Treatment Options Compared
Compared with usual care, both psychotherapy alone and pharmacotherapy alone had significantly better response rates, with no significant difference between them (relative risk, 1.60 and RR, 1.65, respectively). The combination of psychotherapy and pharmacotherapy was even better (RR, 2.15), whereas the wait list was less effective (RR, 0.68).
When comparing combined therapy with psychotherapy or pharmacotherapy, the superiority of combination therapy over psychotherapy was only slightly statistically significant (RR, 1.35; 95% confidence interval, 1.00-1.81), while pharmacotherapy was only slightly inferior (RR, 1.30; 95% CI, 0.98-1.73).
“The significance level is not very high, which is related to statistical power,” said Cuijpers. “But the mean benefit is quite substantial in my opinion, with a 35% higher chance of response in the combined treatment, compared to psychotherapy alone.”
Looking at the outcome of remission, (normally defined as a score of 7 or less on the HAM-D), the outcomes were “comparable to those for response, with the exception that combined treatment was not significantly different from psychotherapy,” they wrote.
One important caveat is that several studies included in the NMA included patients with moderate to severe depression, a population that is different from the usual primary care population of depressed patients who have mild to moderate symptoms.

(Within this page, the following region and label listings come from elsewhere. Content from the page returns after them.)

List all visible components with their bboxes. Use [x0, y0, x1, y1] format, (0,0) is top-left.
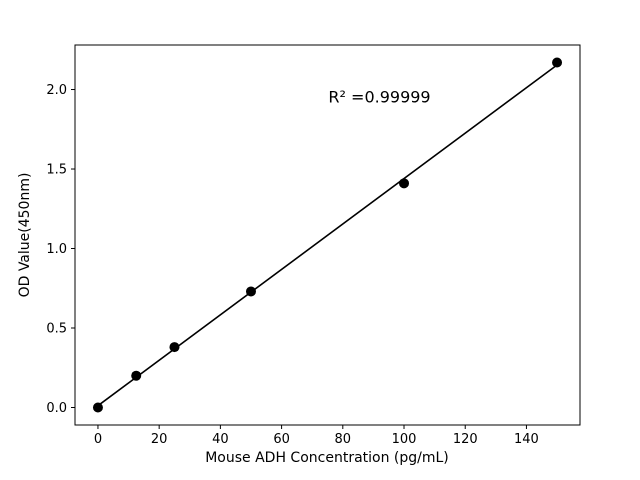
y-tick-label: 1.5 — [46, 163, 67, 178]
data-point — [245, 286, 256, 297]
y-tick-label: 0.5 — [46, 322, 67, 337]
data-point — [131, 370, 142, 381]
data-point — [399, 178, 410, 189]
y-tick-label: 2.0 — [46, 83, 67, 98]
x-tick-label: 140 — [514, 432, 539, 447]
x-tick-label: 40 — [212, 432, 229, 447]
data-point — [169, 342, 180, 353]
y-tick-label: 1.0 — [46, 242, 67, 257]
x-tick-label: 80 — [335, 432, 352, 447]
x-tick-label: 100 — [392, 432, 417, 447]
data-point — [92, 402, 103, 413]
x-tick-label: 0 — [94, 432, 102, 447]
x-tick-label: 120 — [453, 432, 478, 447]
y-axis-label: OD Value(450nm) — [17, 172, 33, 298]
data-point — [552, 57, 563, 68]
x-tick-label: 20 — [151, 432, 168, 447]
x-axis-label: Mouse ADH Concentration (pg/mL) — [205, 450, 449, 466]
fit-line — [97, 64, 558, 407]
x-tick-label: 60 — [273, 432, 290, 447]
y-tick-label: 0.0 — [46, 401, 67, 416]
axes-frame — [74, 44, 581, 426]
r-squared-annotation: R² =0.99999 — [328, 87, 431, 107]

Antidepressant medications are also assumed to work better against more severe symptoms, added the authors. “The inclusion of these studies might therefore have resulted in an overestimation of the effects of pharmacotherapy in the present NMA.”
Among other limitations, the authors noted that studies included mixed populations of patients with dysthymia and major depression; they also made no distinction between different types of antidepressants.

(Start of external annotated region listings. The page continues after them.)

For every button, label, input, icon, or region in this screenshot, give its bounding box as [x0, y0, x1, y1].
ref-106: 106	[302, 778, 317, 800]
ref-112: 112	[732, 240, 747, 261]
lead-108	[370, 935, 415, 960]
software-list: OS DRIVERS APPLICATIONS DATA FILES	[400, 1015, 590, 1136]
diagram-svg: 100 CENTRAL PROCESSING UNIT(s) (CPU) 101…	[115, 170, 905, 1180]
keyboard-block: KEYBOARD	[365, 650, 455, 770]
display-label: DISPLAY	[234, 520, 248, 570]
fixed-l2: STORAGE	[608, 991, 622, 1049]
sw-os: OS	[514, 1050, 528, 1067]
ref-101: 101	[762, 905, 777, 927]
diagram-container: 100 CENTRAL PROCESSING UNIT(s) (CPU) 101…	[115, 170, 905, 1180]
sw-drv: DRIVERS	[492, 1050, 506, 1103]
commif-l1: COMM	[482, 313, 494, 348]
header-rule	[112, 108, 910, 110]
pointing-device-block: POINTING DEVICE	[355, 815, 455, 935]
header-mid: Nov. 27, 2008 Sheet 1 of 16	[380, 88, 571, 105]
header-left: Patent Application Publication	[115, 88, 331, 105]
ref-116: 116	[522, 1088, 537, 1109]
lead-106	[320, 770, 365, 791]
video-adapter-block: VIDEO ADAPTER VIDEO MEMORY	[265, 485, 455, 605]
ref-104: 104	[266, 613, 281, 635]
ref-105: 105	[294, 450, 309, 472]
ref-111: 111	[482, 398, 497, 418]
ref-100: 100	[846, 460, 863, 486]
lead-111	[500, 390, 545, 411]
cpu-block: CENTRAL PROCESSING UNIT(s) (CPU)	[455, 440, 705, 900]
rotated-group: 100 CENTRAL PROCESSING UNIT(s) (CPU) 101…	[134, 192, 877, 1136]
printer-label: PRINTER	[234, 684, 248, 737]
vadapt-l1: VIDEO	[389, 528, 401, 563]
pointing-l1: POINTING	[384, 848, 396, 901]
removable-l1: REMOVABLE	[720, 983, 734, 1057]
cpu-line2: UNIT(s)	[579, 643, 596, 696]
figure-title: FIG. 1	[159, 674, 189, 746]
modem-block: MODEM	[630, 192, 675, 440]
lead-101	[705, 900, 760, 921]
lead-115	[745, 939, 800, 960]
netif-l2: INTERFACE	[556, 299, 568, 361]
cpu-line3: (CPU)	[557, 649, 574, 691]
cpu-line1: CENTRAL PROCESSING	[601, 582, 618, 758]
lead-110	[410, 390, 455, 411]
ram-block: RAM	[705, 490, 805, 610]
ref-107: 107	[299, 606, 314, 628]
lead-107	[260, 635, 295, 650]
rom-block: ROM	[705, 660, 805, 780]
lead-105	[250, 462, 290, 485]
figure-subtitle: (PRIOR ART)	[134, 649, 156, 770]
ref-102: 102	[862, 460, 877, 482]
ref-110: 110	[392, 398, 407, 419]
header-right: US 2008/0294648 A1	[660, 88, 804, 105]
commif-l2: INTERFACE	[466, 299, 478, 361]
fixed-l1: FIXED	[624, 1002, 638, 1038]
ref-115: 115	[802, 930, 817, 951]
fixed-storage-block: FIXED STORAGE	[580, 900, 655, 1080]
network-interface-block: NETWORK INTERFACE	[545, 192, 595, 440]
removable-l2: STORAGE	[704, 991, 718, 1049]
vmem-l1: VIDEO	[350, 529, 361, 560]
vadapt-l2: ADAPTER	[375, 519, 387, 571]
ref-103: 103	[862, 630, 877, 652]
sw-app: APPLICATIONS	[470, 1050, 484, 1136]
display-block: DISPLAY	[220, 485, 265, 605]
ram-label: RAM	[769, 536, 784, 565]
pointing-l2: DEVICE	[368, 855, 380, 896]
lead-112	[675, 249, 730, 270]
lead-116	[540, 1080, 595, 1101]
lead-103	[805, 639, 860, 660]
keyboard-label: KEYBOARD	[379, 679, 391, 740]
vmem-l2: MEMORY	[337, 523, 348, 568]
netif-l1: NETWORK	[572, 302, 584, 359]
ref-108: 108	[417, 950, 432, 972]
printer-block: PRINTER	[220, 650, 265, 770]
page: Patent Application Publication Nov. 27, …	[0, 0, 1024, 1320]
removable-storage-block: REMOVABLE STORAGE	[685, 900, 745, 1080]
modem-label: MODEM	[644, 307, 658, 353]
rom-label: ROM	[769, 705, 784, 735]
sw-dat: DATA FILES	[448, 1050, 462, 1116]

Psychotherapies Unknown, but Meta-Analysis Is Still Useful
Commenting on these findings, Neil Skolnik, MD, professor of family and community medicine at Sidney Kimmel Medical College, Philadelphia, said this is “an important study, confirming and extending the conclusions” of a systematic review published in 2016 as a Clinical Practice Guideline from the American College of Physicians.
“Unfortunately, the authors did not specify what type of psychotherapy was studied in the meta-analysis, so we have to look elsewhere if we want to advise our patients on what type of psychotherapy to seek, since there are important differences between different types of therapy,” he said.

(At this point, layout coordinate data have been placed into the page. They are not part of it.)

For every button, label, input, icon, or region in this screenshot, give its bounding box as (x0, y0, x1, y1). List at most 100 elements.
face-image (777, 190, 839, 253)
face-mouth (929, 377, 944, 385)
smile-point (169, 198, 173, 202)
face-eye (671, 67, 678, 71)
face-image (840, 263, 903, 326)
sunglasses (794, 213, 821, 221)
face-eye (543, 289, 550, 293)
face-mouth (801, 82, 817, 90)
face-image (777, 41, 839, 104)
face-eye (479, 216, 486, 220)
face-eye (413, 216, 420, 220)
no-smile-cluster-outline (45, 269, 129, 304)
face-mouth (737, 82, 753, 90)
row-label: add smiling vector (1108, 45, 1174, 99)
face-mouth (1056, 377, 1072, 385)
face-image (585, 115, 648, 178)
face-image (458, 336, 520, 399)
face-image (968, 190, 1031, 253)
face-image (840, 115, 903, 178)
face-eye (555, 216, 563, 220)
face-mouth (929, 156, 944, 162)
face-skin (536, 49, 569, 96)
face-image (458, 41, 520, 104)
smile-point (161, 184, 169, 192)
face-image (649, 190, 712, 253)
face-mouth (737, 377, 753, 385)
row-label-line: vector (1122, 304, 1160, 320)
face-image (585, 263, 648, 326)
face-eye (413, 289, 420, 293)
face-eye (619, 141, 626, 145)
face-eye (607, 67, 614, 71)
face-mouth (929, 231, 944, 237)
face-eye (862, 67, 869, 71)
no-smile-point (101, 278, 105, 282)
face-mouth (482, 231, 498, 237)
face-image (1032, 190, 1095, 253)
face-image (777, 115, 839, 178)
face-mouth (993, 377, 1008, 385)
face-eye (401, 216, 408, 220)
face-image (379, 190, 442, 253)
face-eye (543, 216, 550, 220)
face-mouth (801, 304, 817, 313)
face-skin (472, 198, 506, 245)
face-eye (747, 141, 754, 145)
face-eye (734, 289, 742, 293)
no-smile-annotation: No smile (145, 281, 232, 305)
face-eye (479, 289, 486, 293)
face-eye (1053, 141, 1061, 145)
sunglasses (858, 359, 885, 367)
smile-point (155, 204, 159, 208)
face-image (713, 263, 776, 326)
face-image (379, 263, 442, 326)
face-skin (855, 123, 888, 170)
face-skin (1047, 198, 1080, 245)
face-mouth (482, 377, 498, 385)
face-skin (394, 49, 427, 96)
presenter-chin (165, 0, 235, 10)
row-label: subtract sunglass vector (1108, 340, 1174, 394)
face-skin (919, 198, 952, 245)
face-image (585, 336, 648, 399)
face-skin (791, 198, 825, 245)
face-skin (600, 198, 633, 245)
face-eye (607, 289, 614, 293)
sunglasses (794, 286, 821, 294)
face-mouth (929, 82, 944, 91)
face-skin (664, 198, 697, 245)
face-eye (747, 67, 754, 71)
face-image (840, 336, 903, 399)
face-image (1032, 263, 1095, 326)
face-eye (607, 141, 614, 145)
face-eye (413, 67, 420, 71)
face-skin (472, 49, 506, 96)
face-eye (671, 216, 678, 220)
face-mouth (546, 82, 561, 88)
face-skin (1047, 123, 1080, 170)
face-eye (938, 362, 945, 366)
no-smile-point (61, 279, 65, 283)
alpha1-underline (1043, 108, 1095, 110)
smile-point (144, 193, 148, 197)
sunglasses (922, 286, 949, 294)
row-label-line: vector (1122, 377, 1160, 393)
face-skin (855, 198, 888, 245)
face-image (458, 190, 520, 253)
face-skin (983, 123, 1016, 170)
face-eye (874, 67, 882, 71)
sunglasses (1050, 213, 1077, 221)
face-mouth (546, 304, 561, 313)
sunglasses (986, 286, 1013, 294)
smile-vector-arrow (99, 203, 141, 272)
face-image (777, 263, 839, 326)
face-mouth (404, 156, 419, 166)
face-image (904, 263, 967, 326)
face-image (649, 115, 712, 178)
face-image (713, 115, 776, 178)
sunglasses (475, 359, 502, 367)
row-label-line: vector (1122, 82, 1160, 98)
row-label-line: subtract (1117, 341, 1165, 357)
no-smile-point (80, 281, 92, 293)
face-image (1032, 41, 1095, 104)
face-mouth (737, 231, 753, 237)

Still, he described the study as providing “helpful information for the practicing clinician, as it gives us solid information with which to engage and advise patients in a shared decision-making process for effective treatment of depression.”
“Some patients will choose psychotherapy, some will choose medications. They can make either choice with the confidence that both approaches are effective,” Skolnik elaborated. “In addition, if psychotherapy does not seem to be sufficiently helping we are on solid ground adding an antidepressant medication to psychotherapy, with this data showing that the combined treatment works better than psychotherapy alone.”
Cuijpers receives allowances for his memberships on the board of directors of Mind, Fonds Psychische Gezondheid, and Korrelatie, and for being chair of the PACO committee of the Raad voor Civiel-militaire Zorg en Onderzoek of the Dutch Ministry of Defense. He also serves as deputy editor of Depression and Anxiety and associate editor of Psychological Bulletin, and he receives royalties for books he has authored or coauthored. He received grants from the European Union, ZonMw, and PFGV. Another study author reported receiving personal fees from Mitsubishi-Tanabe, MSD, and Shionogi and a grant from Mitsubishi-Tanabe outside the submitted work. One author has received research and consultancy fees from INCiPiT (Italian Network for Paediatric Trials), CARIPLO Foundation, and Angelini Pharmam, while another reported receiving personal fees from Boehringer Ingelheim, Kyowa Kirin, ASKA Pharmaceutical, and Toyota Motor Corporation outside the submitted work. The other authors and Skolnik reported no conflicts.